N. Khairova, S. Petrasova, Ajit Pratap Singh Gautam
Abstract. The article discusses the process of automatic identification of collocation similarity. The semantic analysis is one of the most advanced as well as the most difficult NLP task. The main problem of semantic processing is the determination of polysemy and synonymy of linguistic units. In addition, the task becomes complicated in case of word collocations. The paper suggests a logical and linguistic model for automatic determining semantic similarity between colocations in Ukraine and English languages. The proposed model formalizes semantic equivalence of collocations by means of semantic and grammatical characteristics of collocates. The basic idea of this approach is that morphological, syntactic and semantic characteristics of lexical units are to be taken into account for the identification of collocation similarity. Basic mathematical means of our model are logical-algebraic equations of the finite predicates algebra. Verb-noun and noun-adjective collocations in Ukrainian and English languages consist of words belonged to main parts of speech.
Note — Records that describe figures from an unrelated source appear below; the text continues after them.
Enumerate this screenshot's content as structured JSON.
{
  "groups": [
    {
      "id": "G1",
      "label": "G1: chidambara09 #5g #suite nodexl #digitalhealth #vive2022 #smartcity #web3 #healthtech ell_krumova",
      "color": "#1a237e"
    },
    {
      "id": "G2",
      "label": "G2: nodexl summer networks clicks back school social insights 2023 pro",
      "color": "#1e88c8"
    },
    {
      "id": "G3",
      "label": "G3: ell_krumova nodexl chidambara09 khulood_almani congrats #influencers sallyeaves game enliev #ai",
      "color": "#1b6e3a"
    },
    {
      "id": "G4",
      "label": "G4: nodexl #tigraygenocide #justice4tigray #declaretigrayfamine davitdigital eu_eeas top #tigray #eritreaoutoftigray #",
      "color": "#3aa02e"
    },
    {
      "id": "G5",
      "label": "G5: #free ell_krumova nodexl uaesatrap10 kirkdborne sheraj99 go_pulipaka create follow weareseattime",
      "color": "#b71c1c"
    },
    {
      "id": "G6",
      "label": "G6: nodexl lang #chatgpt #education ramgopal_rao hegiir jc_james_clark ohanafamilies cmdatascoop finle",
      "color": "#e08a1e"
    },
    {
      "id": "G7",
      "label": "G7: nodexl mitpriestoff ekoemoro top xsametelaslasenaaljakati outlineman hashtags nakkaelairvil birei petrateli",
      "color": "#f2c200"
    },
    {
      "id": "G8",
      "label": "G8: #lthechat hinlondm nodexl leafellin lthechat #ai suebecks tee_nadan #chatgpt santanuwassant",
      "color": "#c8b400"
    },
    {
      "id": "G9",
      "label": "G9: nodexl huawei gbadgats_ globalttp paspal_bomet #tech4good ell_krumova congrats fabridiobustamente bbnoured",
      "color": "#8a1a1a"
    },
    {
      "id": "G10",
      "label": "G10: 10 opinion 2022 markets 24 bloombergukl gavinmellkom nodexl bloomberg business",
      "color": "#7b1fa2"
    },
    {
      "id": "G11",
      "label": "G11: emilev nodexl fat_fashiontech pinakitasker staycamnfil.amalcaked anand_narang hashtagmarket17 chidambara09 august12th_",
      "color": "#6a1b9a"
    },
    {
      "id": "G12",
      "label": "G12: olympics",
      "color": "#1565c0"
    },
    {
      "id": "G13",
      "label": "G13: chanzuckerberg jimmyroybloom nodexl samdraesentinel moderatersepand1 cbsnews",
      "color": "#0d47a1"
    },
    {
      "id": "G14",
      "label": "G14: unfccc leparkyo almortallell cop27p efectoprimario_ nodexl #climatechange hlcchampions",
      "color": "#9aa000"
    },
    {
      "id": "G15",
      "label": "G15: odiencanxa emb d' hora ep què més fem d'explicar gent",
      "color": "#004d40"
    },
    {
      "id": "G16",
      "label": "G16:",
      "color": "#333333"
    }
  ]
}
These collocations are examined in the model. The model allows extracting semantically equivalent collocations from semi-structured and non-structured texts. Implementations of the model will allow to automatically recognize semantically equivalent collocations. Usage of the model allows increasing the effectiveness of natural language processing tasks such as information extraction, ontology generation, sentiment analysis and some others.
Key words: automatic extraction, identification of collocation similarity, finite predicates algebra, logical-algebraic equations, grammatical and semantic features.